Knapp am Tod vorbei

Er hatte sich auf seine Pensionierung gefreut. Doch dann wurde Andi von einer Zecke gebissen − was ver­heerende Folgen hatte.

Als Planer und Gärtner hatte der Schweizer Andi Paissard während dem Lockdown weniger im Büro zu tun und war täglich im Wald. Dort passierte es: Er wurde von einer Zecke gebissen. Nach und nach wurden Arme, Beine und Gesichtsnerven gelähmt. So hatte er sich seine Pensionierung nicht vorgestellt! Auch Marlis Paissard (60), seine Frau, ist traurig und hadert mit diesem Schicksal: «Wir sitzen beide im gleichen Boot», meint sie. «Andi hatte sich so sehr auf seine Pensionierung gefreut. Alle unsere Pläne sind ins Wasser ge­fallen.»

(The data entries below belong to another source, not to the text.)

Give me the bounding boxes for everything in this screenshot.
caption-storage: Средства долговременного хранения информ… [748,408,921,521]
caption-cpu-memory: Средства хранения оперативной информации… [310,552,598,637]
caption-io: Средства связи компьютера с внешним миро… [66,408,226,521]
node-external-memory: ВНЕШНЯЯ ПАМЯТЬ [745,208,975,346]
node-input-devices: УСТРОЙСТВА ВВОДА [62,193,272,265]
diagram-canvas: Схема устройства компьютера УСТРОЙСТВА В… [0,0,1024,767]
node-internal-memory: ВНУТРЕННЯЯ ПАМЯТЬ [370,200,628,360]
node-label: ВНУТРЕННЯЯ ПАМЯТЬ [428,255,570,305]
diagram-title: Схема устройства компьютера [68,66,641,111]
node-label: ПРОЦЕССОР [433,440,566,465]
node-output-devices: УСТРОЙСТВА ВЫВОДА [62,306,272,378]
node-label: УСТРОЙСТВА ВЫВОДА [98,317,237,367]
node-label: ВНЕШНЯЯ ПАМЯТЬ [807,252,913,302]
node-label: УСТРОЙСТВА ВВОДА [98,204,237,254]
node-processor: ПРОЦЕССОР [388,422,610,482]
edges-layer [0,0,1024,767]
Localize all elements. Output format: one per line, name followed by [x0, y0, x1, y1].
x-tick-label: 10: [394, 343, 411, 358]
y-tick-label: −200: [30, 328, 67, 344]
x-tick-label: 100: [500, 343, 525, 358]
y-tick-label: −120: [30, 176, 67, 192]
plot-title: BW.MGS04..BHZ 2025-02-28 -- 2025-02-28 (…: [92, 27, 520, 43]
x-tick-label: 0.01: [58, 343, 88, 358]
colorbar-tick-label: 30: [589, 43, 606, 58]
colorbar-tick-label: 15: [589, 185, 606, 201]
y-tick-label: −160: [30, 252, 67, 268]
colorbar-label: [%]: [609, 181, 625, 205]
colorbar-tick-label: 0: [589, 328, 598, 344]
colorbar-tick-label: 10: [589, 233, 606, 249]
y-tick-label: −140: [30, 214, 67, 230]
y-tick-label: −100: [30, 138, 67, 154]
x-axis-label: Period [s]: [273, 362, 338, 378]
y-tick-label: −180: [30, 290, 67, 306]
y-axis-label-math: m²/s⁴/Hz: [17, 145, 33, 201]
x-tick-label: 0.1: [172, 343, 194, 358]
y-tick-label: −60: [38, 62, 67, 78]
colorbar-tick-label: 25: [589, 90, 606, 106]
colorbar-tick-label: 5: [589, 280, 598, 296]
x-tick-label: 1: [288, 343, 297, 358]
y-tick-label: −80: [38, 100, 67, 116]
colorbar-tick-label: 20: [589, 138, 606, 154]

Seit seiner Jugend war Andi (65) immer gerne draussen in der Natur. Obwohl er schon oft von einer Zecke gebissen wurde, liess er sich nie dagegen impfen. Am 1.  Mai 2020 fiel seiner Frau auf, dass ihr sonst so kräftiger und lebensfreudiger Mann nicht mehr so fit war. «Zwei Tage später, es war ein Sonntag, hatte Andi bereits sehr hohes ­Fieber. Seine Beine wurden schwächer und schwächer, sodass er kaum mehr Treppen steigen konnte. Ich dachte, er hätte Corona, und brachte ihn in die nächste Notfallstation.»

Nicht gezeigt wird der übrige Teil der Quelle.